Komentarz Radka Smilgina

Do globalnej awarii systemów informatycznych nazywanej „największą w historii IT” przyczynił się 1 defekt. Słownie JEDEN.

Wbrew wielu opiniom nie był to defekt bezpieczeństwa, choć dotyczył narzędzia zabezpieczającego. Był to najzwyklejszy defekt funkcjonalny, który nie został znaleziony w najzwyklejszym procesie testowania.
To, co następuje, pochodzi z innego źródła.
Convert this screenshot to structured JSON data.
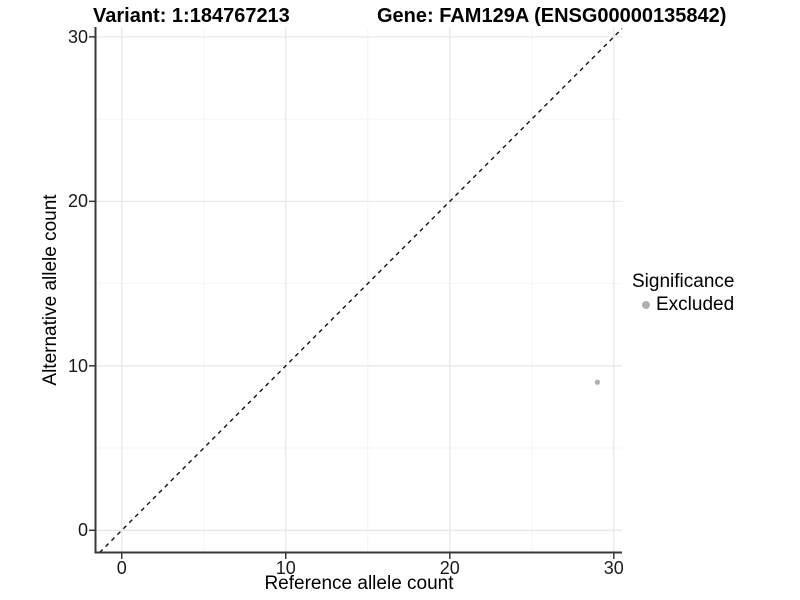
{
  "chart_data": {
    "type": "scatter",
    "title_variant": "Variant: 1:184767213",
    "title_gene": "Gene: FAM129A (ENSG00000135842)",
    "xlabel": "Reference allele count",
    "ylabel": "Alternative allele count",
    "x_ticks": [
      0,
      10,
      20,
      30
    ],
    "x_tick_labels": [
      "0",
      "10",
      "20",
      "30"
    ],
    "y_ticks": [
      0,
      10,
      20,
      30
    ],
    "y_tick_labels": [
      "0",
      "10",
      "20",
      "30"
    ],
    "x_minor_ticks": [
      5,
      15,
      25
    ],
    "y_minor_ticks": [
      5,
      15,
      25
    ],
    "xlim": [
      -1.6,
      30.5
    ],
    "ylim": [
      -1.35,
      30.6
    ],
    "grid": true,
    "legend_position": "right",
    "identity_line": {
      "equation": "y = x",
      "style": "dashed",
      "color": "#111111"
    },
    "points": [
      {
        "x": 29,
        "y": 9,
        "series": "Excluded",
        "color": "#b0b0b0"
      }
    ],
    "legend": {
      "title": "Significance",
      "items": [
        {
          "label": "Excluded",
          "color": "#b0b0b0",
          "marker": "circle"
        }
      ]
    },
    "colors": {
      "axis": "#383838",
      "tick": "#383838",
      "grid_major": "#e8e8e8",
      "grid_minor": "#f4f4f4",
      "text": "#000000"
    }
  }
}
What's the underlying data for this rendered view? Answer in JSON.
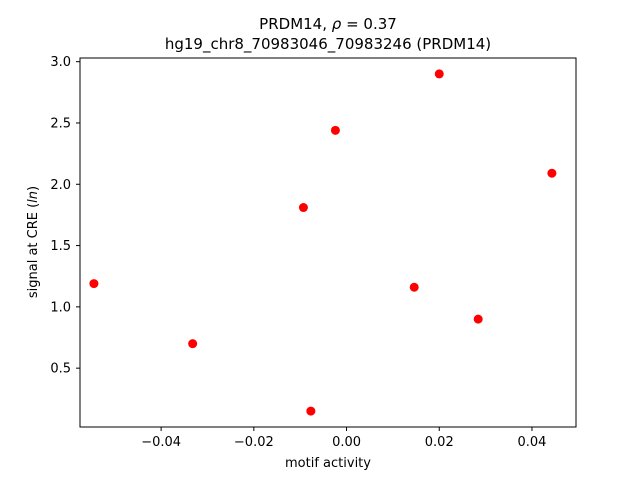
{
  "chart_data": {
    "type": "scatter",
    "title_parts": {
      "name": "PRDM14, ",
      "rho": "ρ",
      "eq": " = 0.37"
    },
    "subtitle": "hg19_chr8_70983046_70983246 (PRDM14)",
    "xlabel": "motif activity",
    "ylabel_parts": {
      "pre": "signal at CRE (",
      "italic": "ln",
      "post": ")"
    },
    "xlim": [
      -0.0575,
      0.0495
    ],
    "ylim": [
      0.02,
      3.03
    ],
    "xticks": [
      -0.04,
      -0.02,
      0.0,
      0.02,
      0.04
    ],
    "xtick_labels": [
      "−0.04",
      "−0.02",
      "0.00",
      "0.02",
      "0.04"
    ],
    "yticks": [
      0.5,
      1.0,
      1.5,
      2.0,
      2.5,
      3.0
    ],
    "ytick_labels": [
      "0.5",
      "1.0",
      "1.5",
      "2.0",
      "2.5",
      "3.0"
    ],
    "grid": false,
    "marker_color": "#ff0000",
    "points": [
      {
        "x": -0.0545,
        "y": 1.19
      },
      {
        "x": -0.0332,
        "y": 0.7
      },
      {
        "x": -0.0093,
        "y": 1.81
      },
      {
        "x": -0.0077,
        "y": 0.15
      },
      {
        "x": -0.0024,
        "y": 2.44
      },
      {
        "x": 0.0146,
        "y": 1.16
      },
      {
        "x": 0.02,
        "y": 2.9
      },
      {
        "x": 0.0284,
        "y": 0.9
      },
      {
        "x": 0.0443,
        "y": 2.09
      }
    ]
  }
}
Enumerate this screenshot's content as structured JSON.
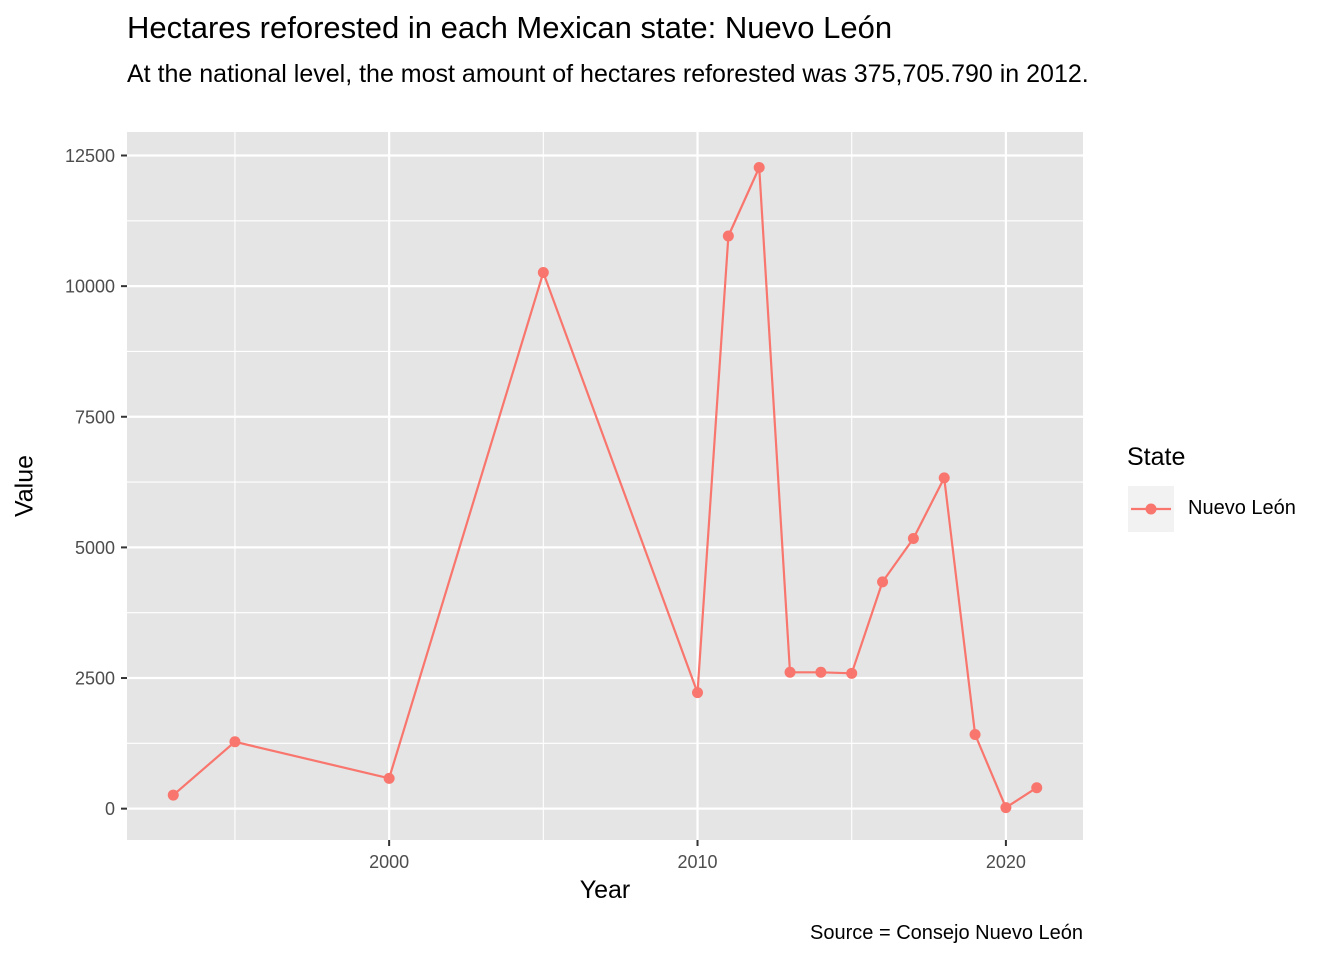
{
  "chart_data": {
    "type": "line",
    "title": "Hectares reforested in each Mexican state: Nuevo León",
    "subtitle": "At the national level, the most amount of hectares reforested was 375,705.790 in 2012.",
    "xlabel": "Year",
    "ylabel": "Value",
    "caption": "Source = Consejo Nuevo León",
    "legend_title": "State",
    "legend_position": "right",
    "grid": true,
    "xlim": [
      1991.5,
      2022.5
    ],
    "ylim": [
      -600,
      12950
    ],
    "x_ticks": [
      2000,
      2010,
      2020
    ],
    "x_minor_ticks": [
      1995,
      2005,
      2015
    ],
    "y_ticks": [
      0,
      2500,
      5000,
      7500,
      10000,
      12500
    ],
    "y_minor_ticks": [
      1250,
      3750,
      6250,
      8750,
      11250
    ],
    "series": [
      {
        "name": "Nuevo León",
        "color": "#F8766D",
        "points": [
          {
            "x": 1993,
            "y": 260
          },
          {
            "x": 1995,
            "y": 1280
          },
          {
            "x": 2000,
            "y": 580
          },
          {
            "x": 2005,
            "y": 10260
          },
          {
            "x": 2010,
            "y": 2220
          },
          {
            "x": 2011,
            "y": 10960
          },
          {
            "x": 2012,
            "y": 12270
          },
          {
            "x": 2013,
            "y": 2610
          },
          {
            "x": 2014,
            "y": 2610
          },
          {
            "x": 2015,
            "y": 2590
          },
          {
            "x": 2016,
            "y": 4340
          },
          {
            "x": 2017,
            "y": 5170
          },
          {
            "x": 2018,
            "y": 6330
          },
          {
            "x": 2019,
            "y": 1420
          },
          {
            "x": 2020,
            "y": 20
          },
          {
            "x": 2021,
            "y": 400
          }
        ]
      }
    ]
  }
}
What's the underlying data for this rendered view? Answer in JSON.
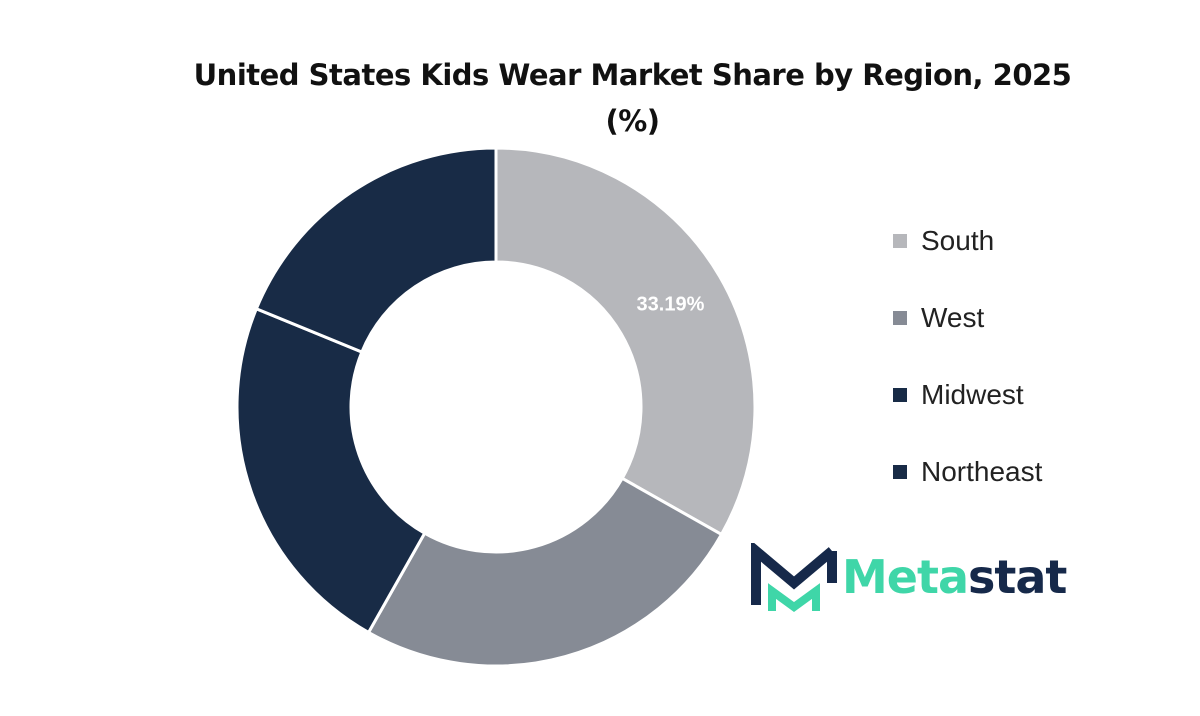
{
  "chart_data": {
    "type": "pie",
    "variant": "donut",
    "title": "United States Kids Wear Market Share by Region, 2025 (%)",
    "title_lines": [
      "United States Kids Wear Market Share by Region, 2025",
      "(%)"
    ],
    "categories": [
      "South",
      "West",
      "Midwest",
      "Northeast"
    ],
    "values": [
      33.19,
      25.0,
      23.0,
      18.81
    ],
    "data_labels": [
      "33.19%",
      "",
      "",
      ""
    ],
    "colors": [
      "#b6b7bb",
      "#868b95",
      "#182b46",
      "#182b46"
    ],
    "legend_position": "right",
    "start_angle_deg": 0,
    "direction": "clockwise"
  },
  "logo": {
    "text_a": "Meta",
    "text_b": "stat"
  }
}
Aby go odkryć przed wejściem na produkcję wystarczył JEDEN tester z JEDNYM dobrym testem. 

JEDNA firma (CrowdStrike) ze swoim zabugowanym oprogramowaniem i przez zbyt duże zaufanie, którym obdarzył ją Microsoft, była w stanie sparaliżować połowę świata. Gdyby tylko jedni i drudzy więcej testowali... 

Najlepsze jest to, że dziś zostaną znalezione tysiące defektów. Ich wyjście na produkcję miałoby, może nie tak duże, ale na pewno katastrofalne skutki. Przez nie jakieś systemy przestałyby działać, a czyjeś życie byłoby zagrożone. 

Gdzieś tam armia bezimiennych testerów, jak co dzień, znów uratuje świat.